Aber keinesfalls darf sich ein junger Lehrer, der vermutlich ein guter Lehrer ist, dazu hinreißen lassen, sich als Messlatte zu fühlen und andere Kollegen bewusst zu mobben. Es ist eine Frage der Toleranz und des Taktes, dass man andere, vielleicht tatsächlich schlechtere Lehrer, wenn diese sich aufrichtig bemühen, nicht vor anderen blamiert und als schlecht darstellt.

 

Der nächste Lehrer wird gebeten, sein Anliegen vorzubringen.

 

Der zweite Lehrer: Ein Kollege kann mich nicht leiden und wir vertreten politisch und auch gesellschaftlich unterschiedliche Positionen. Während ich mich in meinen Einstellungen vor den Schülern zurückhalte, lässt der Kollege die seinen erkennbar in seinen Unterricht einfließen. Er äußert er sich vor Schülern und Eltern über mich negativ, warnt vor meinen Einstellungen, vor meinem Verhalten, meinem Unterrichtsverlauf, meinen Arbeiten, vor meinen Äußerungen über dieses und jenes... Er schafft besonders bei neuen Schulklassen ein negatives Vorab-Bild von mir, das mir den Unterricht deutlich erschwert. Er ruft Schüler und Eltern auf, sich über mich bei ihm oder noch besser bei der Schulleitung sofort zu beschweren, wenn ihnen etwas nicht passe... So werde ich immer unsicherer, wenn ich in Klassen unterrichten muss, in denen er Klassenlehrer ist... Der Chef kümmert sich aber nicht darum, denn er schätzt die Aktivität des betreffenden Kollegen in verschiedenen anderen Bereichen. Dieser Kollege ist nämlich so eine Art Hans Dampf in der Schule, immer laut, immer lustig, von den meisten gerne gesehen... Langsam gehe ich immer gehemmter zu meinem Dienst...

 

Sokrates denkt: In diesem Fall nutzt ein Kollege seine Vitalität und seine anerkannte Position und Aktivitäten dazu aus, einen Kollegen, den er persönlich nicht mag, schlecht zu machen, zu mobben. Vielleicht empfindet er einfach Freude daran, über jemanden täglich zu triumphieren.

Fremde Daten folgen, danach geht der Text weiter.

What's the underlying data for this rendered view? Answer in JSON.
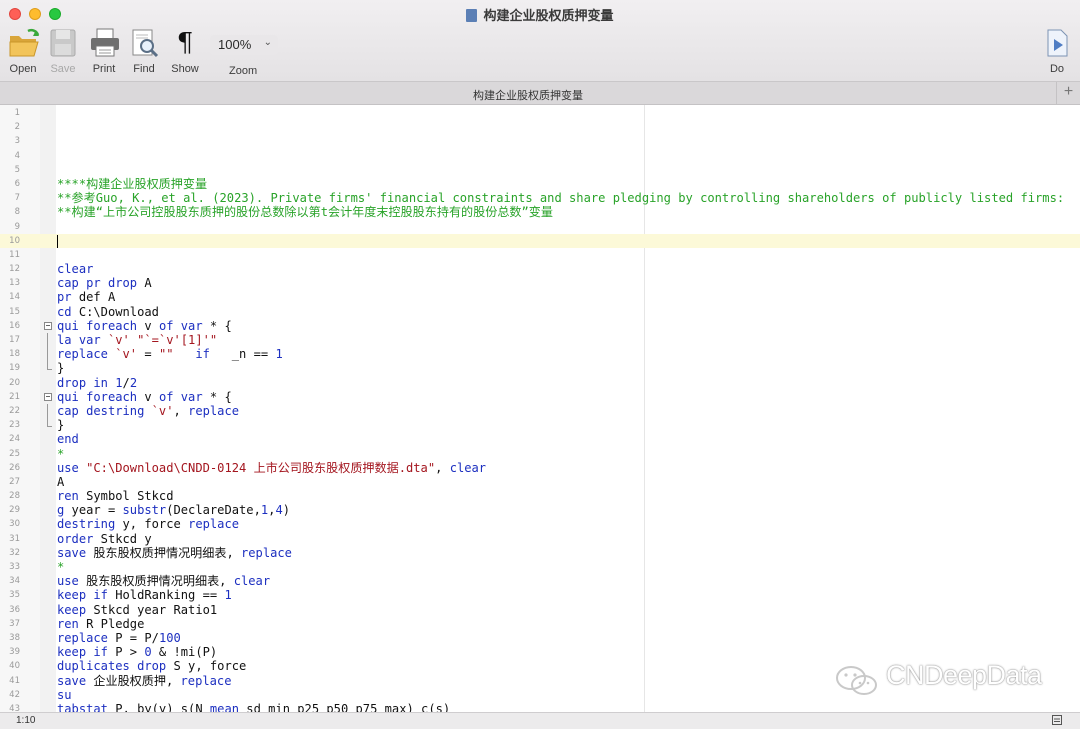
{
  "window": {
    "title": "构建企业股权质押变量"
  },
  "toolbar": {
    "open": "Open",
    "save": "Save",
    "print": "Print",
    "find": "Find",
    "show": "Show",
    "zoom_value": "100%",
    "zoom_label": "Zoom",
    "do": "Do"
  },
  "tab": {
    "title": "构建企业股权质押变量"
  },
  "editor": {
    "current_line": 10,
    "lines": [
      [],
      [],
      [],
      [],
      [],
      [
        [
          "c",
          "****构建企业股权质押变量"
        ]
      ],
      [
        [
          "c",
          "**参考Guo, K., et al. (2023). Private firms' financial constraints and share pledging by controlling shareholders of publicly listed firms:"
        ]
      ],
      [
        [
          "c",
          "**构建“上市公司控股股东质押的股份总数除以第t会计年度末控股股东持有的股份总数”变量"
        ]
      ],
      [],
      [],
      [],
      [
        [
          "k",
          "clear"
        ]
      ],
      [
        [
          "k",
          "cap pr drop"
        ],
        [
          "p",
          " A"
        ]
      ],
      [
        [
          "k",
          "pr"
        ],
        [
          "p",
          " def A"
        ]
      ],
      [
        [
          "k",
          "cd"
        ],
        [
          "p",
          " C:\\Download"
        ]
      ],
      [
        [
          "k",
          "qui foreach"
        ],
        [
          "p",
          " v "
        ],
        [
          "k",
          "of var"
        ],
        [
          "p",
          " * {"
        ]
      ],
      [
        [
          "k",
          "la var"
        ],
        [
          "p",
          " "
        ],
        [
          "m",
          "`v'"
        ],
        [
          "p",
          " "
        ],
        [
          "s",
          "\"`=`v'[1]'\""
        ]
      ],
      [
        [
          "k",
          "replace"
        ],
        [
          "p",
          " "
        ],
        [
          "m",
          "`v'"
        ],
        [
          "p",
          " = "
        ],
        [
          "s",
          "\"\""
        ],
        [
          "p",
          "   "
        ],
        [
          "k",
          "if"
        ],
        [
          "p",
          "   _n == "
        ],
        [
          "n",
          "1"
        ]
      ],
      [
        [
          "p",
          "}"
        ]
      ],
      [
        [
          "k",
          "drop in"
        ],
        [
          "p",
          " "
        ],
        [
          "n",
          "1"
        ],
        [
          "p",
          "/"
        ],
        [
          "n",
          "2"
        ]
      ],
      [
        [
          "k",
          "qui foreach"
        ],
        [
          "p",
          " v "
        ],
        [
          "k",
          "of var"
        ],
        [
          "p",
          " * {"
        ]
      ],
      [
        [
          "k",
          "cap destring"
        ],
        [
          "p",
          " "
        ],
        [
          "m",
          "`v'"
        ],
        [
          "p",
          ", "
        ],
        [
          "k",
          "replace"
        ]
      ],
      [
        [
          "p",
          "}"
        ]
      ],
      [
        [
          "k",
          "end"
        ]
      ],
      [
        [
          "c",
          "*"
        ]
      ],
      [
        [
          "k",
          "use"
        ],
        [
          "p",
          " "
        ],
        [
          "s",
          "\"C:\\Download\\CNDD-0124 上市公司股东股权质押数据.dta\""
        ],
        [
          "p",
          ", "
        ],
        [
          "k",
          "clear"
        ]
      ],
      [
        [
          "p",
          "A"
        ]
      ],
      [
        [
          "k",
          "ren"
        ],
        [
          "p",
          " Symbol Stkcd"
        ]
      ],
      [
        [
          "k",
          "g"
        ],
        [
          "p",
          " year = "
        ],
        [
          "k",
          "substr"
        ],
        [
          "p",
          "(DeclareDate,"
        ],
        [
          "n",
          "1"
        ],
        [
          "p",
          ","
        ],
        [
          "n",
          "4"
        ],
        [
          "p",
          ")"
        ]
      ],
      [
        [
          "k",
          "destring"
        ],
        [
          "p",
          " y, force "
        ],
        [
          "k",
          "replace"
        ]
      ],
      [
        [
          "k",
          "order"
        ],
        [
          "p",
          " Stkcd y"
        ]
      ],
      [
        [
          "k",
          "save"
        ],
        [
          "p",
          " 股东股权质押情况明细表, "
        ],
        [
          "k",
          "replace"
        ]
      ],
      [
        [
          "c",
          "*"
        ]
      ],
      [
        [
          "k",
          "use"
        ],
        [
          "p",
          " 股东股权质押情况明细表, "
        ],
        [
          "k",
          "clear"
        ]
      ],
      [
        [
          "k",
          "keep if"
        ],
        [
          "p",
          " HoldRanking == "
        ],
        [
          "n",
          "1"
        ]
      ],
      [
        [
          "k",
          "keep"
        ],
        [
          "p",
          " Stkcd year Ratio1"
        ]
      ],
      [
        [
          "k",
          "ren"
        ],
        [
          "p",
          " R Pledge"
        ]
      ],
      [
        [
          "k",
          "replace"
        ],
        [
          "p",
          " P = P/"
        ],
        [
          "n",
          "100"
        ]
      ],
      [
        [
          "k",
          "keep if"
        ],
        [
          "p",
          " P > "
        ],
        [
          "n",
          "0"
        ],
        [
          "p",
          " & !mi(P)"
        ]
      ],
      [
        [
          "k",
          "duplicates drop"
        ],
        [
          "p",
          " S y, force"
        ]
      ],
      [
        [
          "k",
          "save"
        ],
        [
          "p",
          " 企业股权质押, "
        ],
        [
          "k",
          "replace"
        ]
      ],
      [
        [
          "k",
          "su"
        ]
      ],
      [
        [
          "k",
          "tabstat"
        ],
        [
          "p",
          " P, by(y) s(N "
        ],
        [
          "k",
          "mean"
        ],
        [
          "p",
          " sd min p25 p50 p75 max) c(s)"
        ]
      ]
    ],
    "fold_marks": {
      "16": "open",
      "17": "mid",
      "18": "mid",
      "19": "end",
      "21": "open",
      "22": "mid",
      "23": "end"
    }
  },
  "watermark": {
    "text": "CNDeepData"
  },
  "status": {
    "position": "1:10"
  }
}
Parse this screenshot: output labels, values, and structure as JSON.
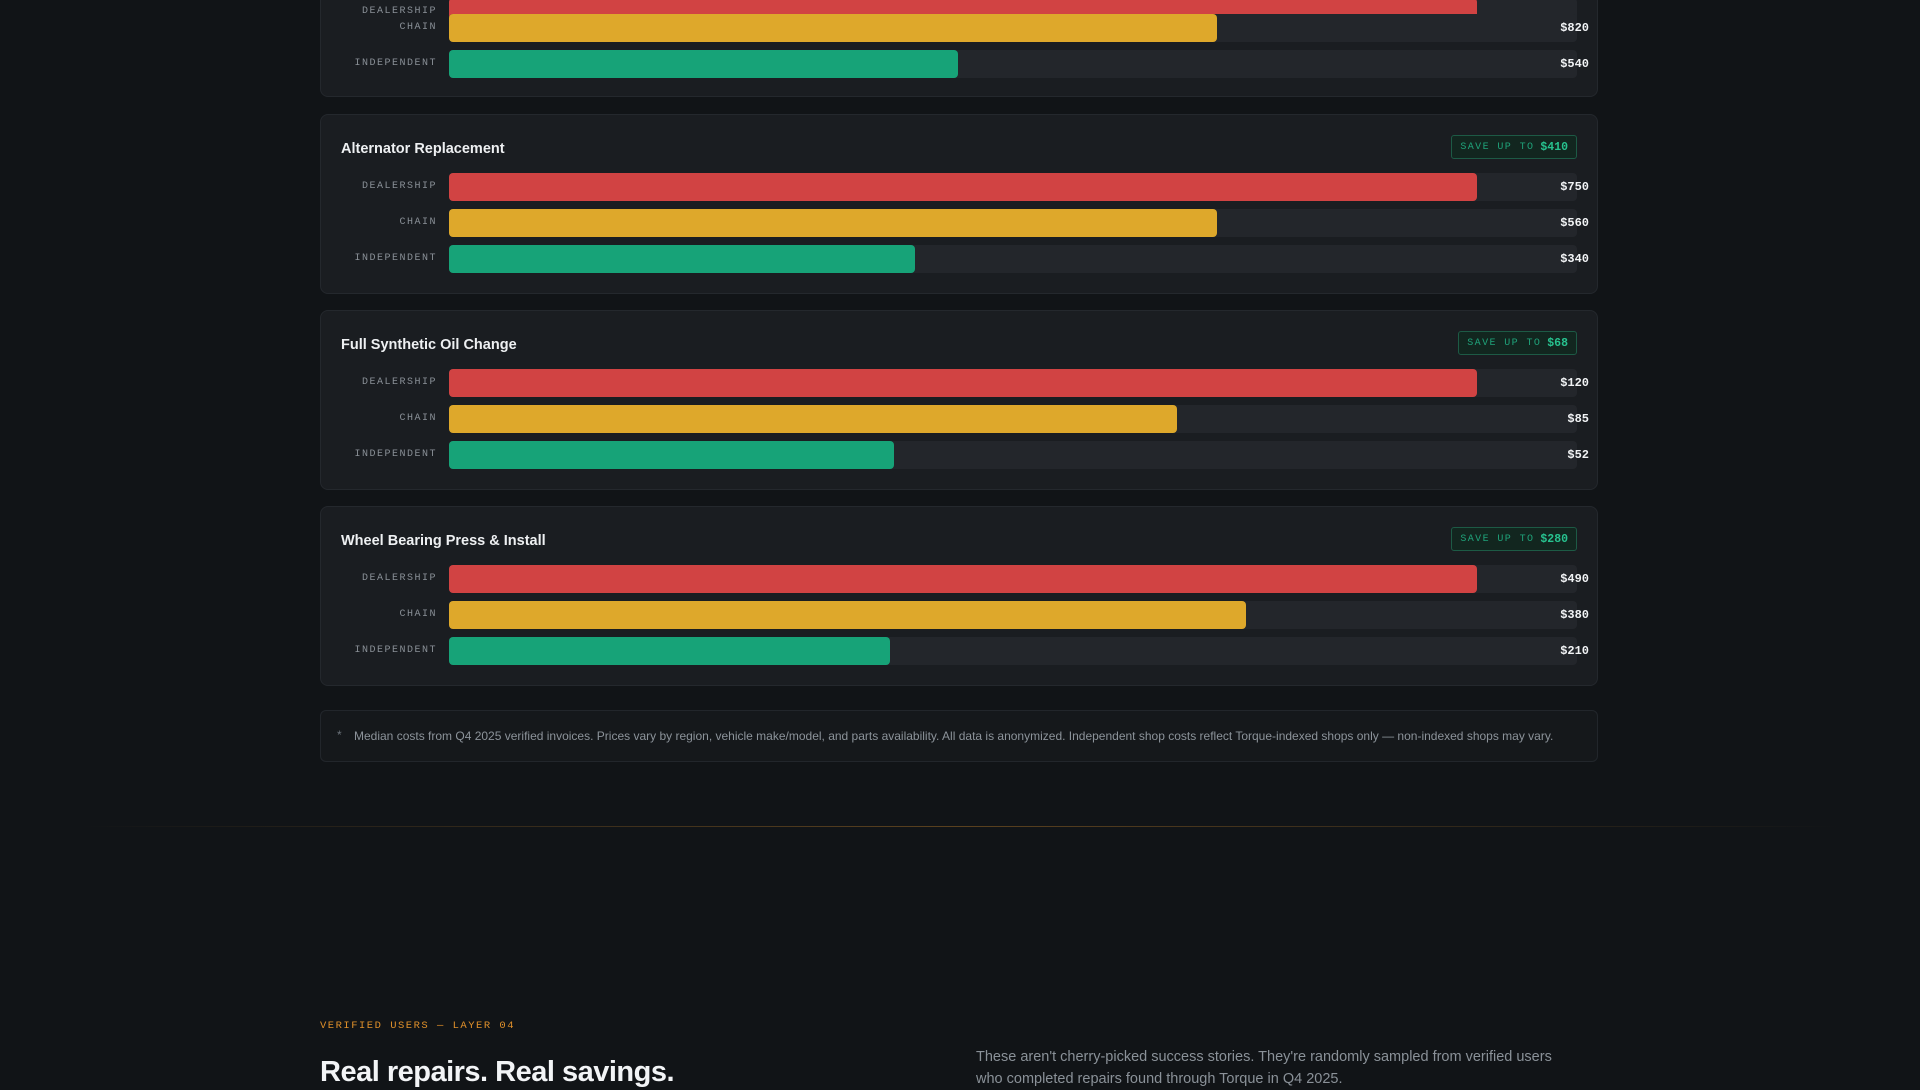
{
  "colors": {
    "dealership": "#d14343",
    "chain": "#dea82b",
    "independent": "#17a378",
    "accent": "#e0902a",
    "save": "#27c28f"
  },
  "max_price_scale": 1,
  "cards": [
    {
      "title": "",
      "save_label": "",
      "save_amount": "",
      "rows": [
        {
          "tier": "DEALERSHIP",
          "price": "",
          "ratio": 1.0
        },
        {
          "tier": "CHAIN",
          "price": "$820",
          "ratio": 0.7467
        },
        {
          "tier": "INDEPENDENT",
          "price": "$540",
          "ratio": 0.4947
        }
      ]
    },
    {
      "title": "Alternator Replacement",
      "save_label": "SAVE UP TO",
      "save_amount": "$410",
      "rows": [
        {
          "tier": "DEALERSHIP",
          "price": "$750",
          "ratio": 1.0
        },
        {
          "tier": "CHAIN",
          "price": "$560",
          "ratio": 0.7467
        },
        {
          "tier": "INDEPENDENT",
          "price": "$340",
          "ratio": 0.4533
        }
      ]
    },
    {
      "title": "Full Synthetic Oil Change",
      "save_label": "SAVE UP TO",
      "save_amount": "$68",
      "rows": [
        {
          "tier": "DEALERSHIP",
          "price": "$120",
          "ratio": 1.0
        },
        {
          "tier": "CHAIN",
          "price": "$85",
          "ratio": 0.7083
        },
        {
          "tier": "INDEPENDENT",
          "price": "$52",
          "ratio": 0.4333
        }
      ]
    },
    {
      "title": "Wheel Bearing Press & Install",
      "save_label": "SAVE UP TO",
      "save_amount": "$280",
      "rows": [
        {
          "tier": "DEALERSHIP",
          "price": "$490",
          "ratio": 1.0
        },
        {
          "tier": "CHAIN",
          "price": "$380",
          "ratio": 0.7755
        },
        {
          "tier": "INDEPENDENT",
          "price": "$210",
          "ratio": 0.4286
        }
      ]
    }
  ],
  "footnote": {
    "bullet": "*",
    "text": "Median costs from Q4 2025 verified invoices. Prices vary by region, vehicle make/model, and parts availability. All data is anonymized. Independent shop costs reflect Torque-indexed shops only — non-indexed shops may vary."
  },
  "next_section": {
    "eyebrow": "VERIFIED USERS — LAYER 04",
    "title": "Real repairs. Real savings.",
    "description": "These aren't cherry-picked success stories. They're randomly sampled from verified users who completed repairs found through Torque in Q4 2025."
  }
}
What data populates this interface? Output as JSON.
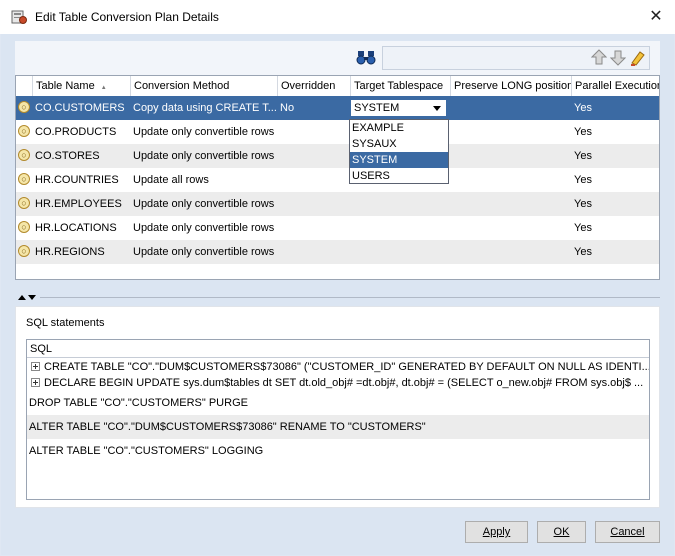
{
  "window": {
    "title": "Edit Table Conversion Plan Details",
    "close_glyph": "✕"
  },
  "toolbar": {
    "find_value": ""
  },
  "grid": {
    "columns": [
      "Table Name",
      "Conversion Method",
      "Overridden",
      "Target Tablespace",
      "Preserve LONG position",
      "Parallel Execution"
    ],
    "sort_glyph": "▲",
    "rows": [
      {
        "table": "CO.CUSTOMERS",
        "method": "Copy data using CREATE T...",
        "overridden": "No",
        "tablespace": "SYSTEM",
        "preserve": "",
        "parallel": "Yes"
      },
      {
        "table": "CO.PRODUCTS",
        "method": "Update only convertible rows",
        "overridden": "",
        "tablespace": "",
        "preserve": "",
        "parallel": "Yes"
      },
      {
        "table": "CO.STORES",
        "method": "Update only convertible rows",
        "overridden": "",
        "tablespace": "",
        "preserve": "",
        "parallel": "Yes"
      },
      {
        "table": "HR.COUNTRIES",
        "method": "Update all rows",
        "overridden": "",
        "tablespace": "",
        "preserve": "",
        "parallel": "Yes"
      },
      {
        "table": "HR.EMPLOYEES",
        "method": "Update only convertible rows",
        "overridden": "",
        "tablespace": "",
        "preserve": "",
        "parallel": "Yes"
      },
      {
        "table": "HR.LOCATIONS",
        "method": "Update only convertible rows",
        "overridden": "",
        "tablespace": "",
        "preserve": "",
        "parallel": "Yes"
      },
      {
        "table": "HR.REGIONS",
        "method": "Update only convertible rows",
        "overridden": "",
        "tablespace": "",
        "preserve": "",
        "parallel": "Yes"
      }
    ],
    "tablespace_options": [
      "EXAMPLE",
      "SYSAUX",
      "SYSTEM",
      "USERS"
    ],
    "selected_tablespace": "SYSTEM"
  },
  "sql": {
    "label": "SQL statements",
    "header": "SQL",
    "statements": [
      "CREATE TABLE \"CO\".\"DUM$CUSTOMERS$73086\"    (\"CUSTOMER_ID\"  GENERATED BY DEFAULT ON NULL AS IDENTI...",
      "DECLARE BEGIN    UPDATE sys.dum$tables dt SET dt.old_obj# =dt.obj#, dt.obj# = (SELECT o_new.obj# FROM sys.obj$ ...",
      "DROP TABLE \"CO\".\"CUSTOMERS\" PURGE",
      "ALTER TABLE \"CO\".\"DUM$CUSTOMERS$73086\" RENAME TO \"CUSTOMERS\"",
      "ALTER TABLE \"CO\".\"CUSTOMERS\" LOGGING"
    ]
  },
  "buttons": {
    "apply": "Apply",
    "ok": "OK",
    "cancel": "Cancel"
  },
  "colors": {
    "selection": "#3b6aa3",
    "background": "#dbe5f2",
    "alt_row": "#ececec"
  }
}
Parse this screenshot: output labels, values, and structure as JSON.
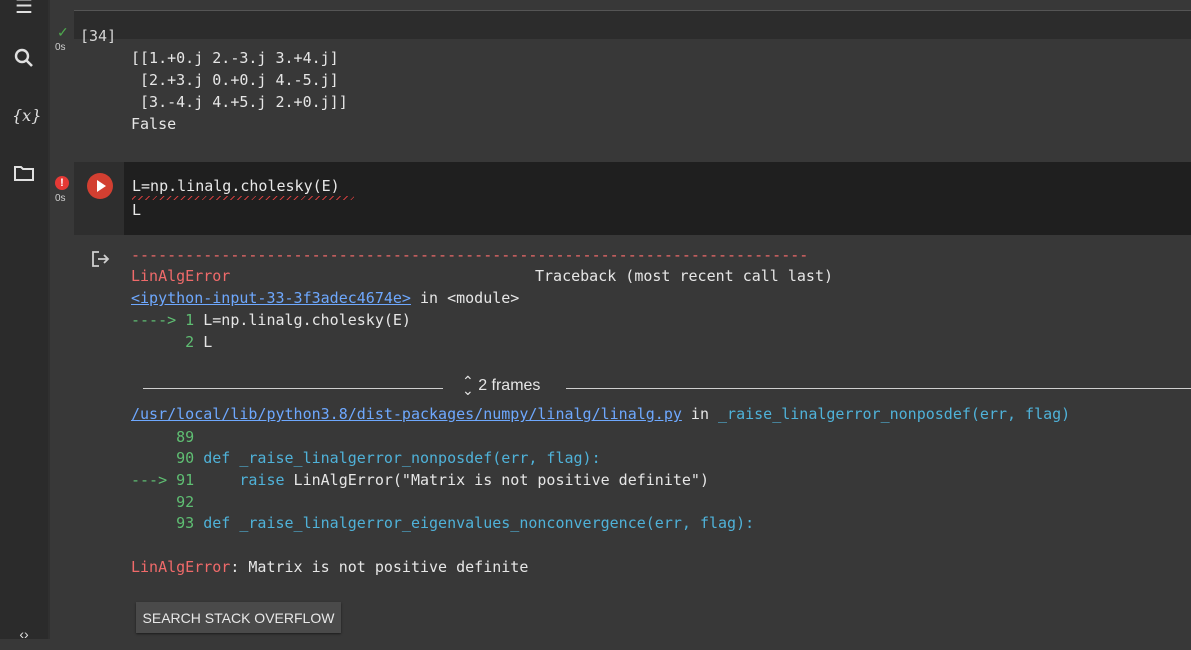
{
  "sidebar": {
    "items": [
      {
        "name": "table-of-contents-icon",
        "glyph": "☰"
      },
      {
        "name": "search-icon",
        "glyph": "⌕"
      },
      {
        "name": "variables-icon",
        "glyph": "{x}"
      },
      {
        "name": "files-icon",
        "glyph": "▭"
      }
    ],
    "bottom_glyph": "‹›"
  },
  "cell1": {
    "exec_count": "[34]",
    "time": "0s",
    "output_lines": [
      "[[1.+0.j 2.-3.j 3.+4.j]",
      " [2.+3.j 0.+0.j 4.-5.j]",
      " [3.-4.j 4.+5.j 2.+0.j]]",
      "False"
    ]
  },
  "cell2": {
    "time": "0s",
    "code_line1": "L=np.linalg.cholesky(E)",
    "code_line2": "L"
  },
  "traceback": {
    "dash_line": "---------------------------------------------------------------------------",
    "error_name": "LinAlgError",
    "header_right": "Traceback (most recent call last)",
    "input_link": "<ipython-input-33-3f3adec4674e>",
    "in_module": " in <module>",
    "arrow1": "----> 1",
    "line1_code": " L=np.linalg.cholesky(E)",
    "line2_num": "      2",
    "line2_code": " L",
    "frames_label": "2 frames",
    "file_link": "/usr/local/lib/python3.8/dist-packages/numpy/linalg/linalg.py",
    "file_in": " in ",
    "file_func": "_raise_linalgerror_nonposdef(err, flag)",
    "l89": "     89",
    "l90": "     90",
    "l90_code": " def _raise_linalgerror_nonposdef(err, flag):",
    "l91_arrow": "---> 91",
    "l91_code_kw": "     raise",
    "l91_code_rest": " LinAlgError(\"Matrix is not positive definite\")",
    "l92": "     92",
    "l93": "     93",
    "l93_code": " def _raise_linalgerror_eigenvalues_nonconvergence(err, flag):",
    "final_error_name": "LinAlgError",
    "final_message": ": Matrix is not positive definite"
  },
  "buttons": {
    "search_stack_overflow": "SEARCH STACK OVERFLOW"
  },
  "colors": {
    "error_red": "#f06a6a",
    "line_number_green": "#5fbf73",
    "link_blue": "#6ea8fe",
    "run_button_red": "#d23f31"
  }
}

Es gibt solche Charaktere gerade unter denjenigen, die sich gerne in den Vordergrund spielen. Man könnte dem gemobbten Kollegen vielleicht raten, innerhalb der Schule sich um kleinere Funktionen zu bemühen, die ihn vor Schülern und Kollegen etwas aufwerten...

 

Ein weiterer Lehrer ergreift das Wort.

 

Der dritte Lehrer: Unser Chef hat gebeten, dass in jeder Fachgruppe ein Lehrer sich dafür verantwortlich fühlt, dass die Lerninhalte, die Unterrichtsformen, die schriftlichen Arbeiten und die Notengebung in etwa angenähert/harmonisiert werden. Unterricht soll und kann zwar nicht gleich sein, aber zu sehr auseinander triften dürfen die Unterrichtsformen an einer Schule aber auch nicht. Dazu darf der betreffende verantwortliche Kollege auch im Unterricht der anderen hospitieren. In den Fachsitzungen sollen wir dann über zu große Abweichungen sprechen. In unserer Fachgruppe wurde ein promovierter Kollege gewählt, diese Funktion zu übernehmen, weil er stofflich die meisten Kenntnisse hat.

 

Aber der betreffende Kollege unserer Fachgruppe hospitiert bei mir nicht nur, sondern er steht  in meinem Unterricht regelmäßig auf und kritisiert vor allen Schülern, was ihm gerade an meinem Unterricht nicht gefällt, was angeblich falsch wäre, bezüglich des Tafelbildes, bezüglich meiner Erklärensweise usw. Die Schüler sitzen dann da und grinsen und ich werde ganz aus der Sicherheit gebracht. Nach einer Hospitations-Stunde will er Fehler aus seiner Sicht nicht unter vier Augen mit mir besprechen. Er begründet das damit, dass er sofort Ungenaues oder Falsches richtig stellen müsse, damit es die Schüler nicht lernten... Bei anderen macht er das übrigens nicht... Ich weiß, dass ich keine solchen Kenntnisse habe wie er, denn ich habe die Lehrbefähigung in diesem Fach nachträglich nur über die Lehrerfortbildung erworben...

 

Ich getraue mich nun nicht, zur Schulleitung zu gehen. Vielleicht werde ich dann noch strenger überprüft, obwohl ich mir bezüglich meines Unterrichts Mühe gebe... Oder ich bekomme die Lehrerlaubnis für dieses Fach entzogen, obwohl ich es gerne unterrichte...

 

Sokrates denkt: Hier nutzt ein fachlich überdurchschnittlich kompetenter Kollege seine Über-legenheit aus, einen Kollegen, dem er fachlich wenig zutraut, den er als Schmalspur-Lehrer verachtet, vor allen Schülern zu berichtigen und damit bloß zu stellen. Das ist deutliche Fach-Eingebildetheit. Aber fachliche Überlegenheit gibt keine Berechtigung, Kollegen zu mobben...

 

Ein nächster Lehrer wird gebeten, seine Mobbing-Sorgen vorzutragen

 

Der vierte Lehrer: Der Fachleiter in meinem Fach ist von Natur aus ein „Bevormunder“. Er versteht sich schon immer etwas als ein Mann, der die Wahrheit, das Richtige vertritt. Wer anders denkt, anders handelt, der muss mit seinem Misstrauen rechnen und, wenn er eine Handhabe hat, mit seinen aggressiven Belehrungs-Aktionen. Wenn man diesen Mann mit seiner tiefen, selbstbewussten Stimme nur hört, wird man schon ängstlich, und wenn man ihn dann mit seiner breitschultrigen, untersetzten Figur und mit seinem Bart sieht, dann weiß man schon, dass es geraten ist, mit ihm keine Dissonanzen zu haben.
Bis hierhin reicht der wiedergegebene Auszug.